Do Not Rely on Dipstick Alone
Dipstick testing has limited specificity and can produce false positives from myoglobin, hemoglobin, or other substances 2, 3. Microscopic confirmation showing ≥3 RBC/HPF is mandatory before initiating any workup or causing patient anxiety 1, 2.
Do Not Skip Follow-Up
Even with negative initial evaluation, hematuria can precede bladder cancer diagnosis by many years 4. If complete evaluation is performed and negative but hematuria persists, repeat urinalysis at 6,12,24, and 36 months with blood pressure monitoring is recommended 1, 2, 3.

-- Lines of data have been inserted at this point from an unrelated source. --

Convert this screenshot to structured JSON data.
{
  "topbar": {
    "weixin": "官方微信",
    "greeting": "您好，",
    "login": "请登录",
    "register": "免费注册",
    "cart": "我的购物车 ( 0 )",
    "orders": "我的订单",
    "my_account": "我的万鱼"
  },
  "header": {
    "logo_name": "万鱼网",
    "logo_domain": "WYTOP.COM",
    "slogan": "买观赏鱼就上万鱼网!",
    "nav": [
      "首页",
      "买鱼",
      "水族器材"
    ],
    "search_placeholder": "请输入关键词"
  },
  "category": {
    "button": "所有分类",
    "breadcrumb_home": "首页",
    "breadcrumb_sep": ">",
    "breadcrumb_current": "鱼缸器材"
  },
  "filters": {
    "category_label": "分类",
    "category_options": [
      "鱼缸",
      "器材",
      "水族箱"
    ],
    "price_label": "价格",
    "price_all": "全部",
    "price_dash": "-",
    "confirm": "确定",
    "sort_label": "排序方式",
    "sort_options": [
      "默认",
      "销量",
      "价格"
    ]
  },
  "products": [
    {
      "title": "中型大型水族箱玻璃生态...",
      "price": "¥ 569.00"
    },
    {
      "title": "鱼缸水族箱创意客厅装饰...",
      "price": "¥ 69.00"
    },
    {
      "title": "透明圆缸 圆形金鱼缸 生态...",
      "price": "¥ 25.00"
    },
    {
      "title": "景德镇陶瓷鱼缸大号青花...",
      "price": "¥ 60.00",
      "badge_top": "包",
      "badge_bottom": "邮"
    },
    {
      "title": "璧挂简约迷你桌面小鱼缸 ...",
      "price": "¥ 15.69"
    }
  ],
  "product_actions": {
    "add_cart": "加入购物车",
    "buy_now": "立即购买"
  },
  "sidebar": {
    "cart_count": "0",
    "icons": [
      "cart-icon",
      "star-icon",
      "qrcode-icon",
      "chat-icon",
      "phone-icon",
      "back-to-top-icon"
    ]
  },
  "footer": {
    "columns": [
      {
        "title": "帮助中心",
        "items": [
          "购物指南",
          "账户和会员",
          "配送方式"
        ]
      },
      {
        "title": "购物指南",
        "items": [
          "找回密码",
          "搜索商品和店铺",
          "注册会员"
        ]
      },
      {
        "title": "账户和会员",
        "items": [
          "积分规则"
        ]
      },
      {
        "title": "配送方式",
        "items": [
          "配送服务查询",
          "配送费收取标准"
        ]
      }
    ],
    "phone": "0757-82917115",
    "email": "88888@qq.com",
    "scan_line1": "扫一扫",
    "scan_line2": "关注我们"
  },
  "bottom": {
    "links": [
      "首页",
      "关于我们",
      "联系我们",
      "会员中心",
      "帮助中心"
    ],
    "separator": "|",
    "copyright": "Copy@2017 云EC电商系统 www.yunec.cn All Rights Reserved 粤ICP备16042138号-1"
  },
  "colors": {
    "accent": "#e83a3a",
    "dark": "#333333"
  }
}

Do Not Ignore History of Gross Hematuria
If a low-risk patient reports any prior episode of gross hematuria that was never evaluated, they are automatically reclassified to at least intermediate-risk and require complete evaluation 1. This single factor elevates cancer risk substantially 1.
Long-Term Monitoring
For low-risk patients who undergo complete evaluation (if chosen through shared decision-making) with negative findings but persistent microscopic hematuria 1, 2, 3:
- Repeat urinalysis at 6,12,24, and 36 months 1, 2, 3
- Blood pressure monitoring at each visit 1, 3
- After two consecutive negative annual urinalyses, no further testing is necessary for asymptomatic microhematuria 4
- Consider repeat complete evaluation within 3-5 years if hematuria persists in patients with any risk factors 3, 4
Special Considerations
Young Adults Without Risk Factors
In patients younger than 35-40 years without risk factors, cystoscopy may be deferred at physician discretion if imaging and laboratory evaluation are negative 1. However, the presence of any risk factors (smoking, occupational exposure, irritative symptoms) mandates cystoscopy regardless of age 1.
Pregnancy and Young Women
The updated 2025 guidelines specifically recognize that women under 60 years have significantly lower urothelial cancer risk than previously appreciated 1. This supports a more conservative approach in young women without additional risk factors, though complete evaluation should not be withheld if clinically indicated 1, 2.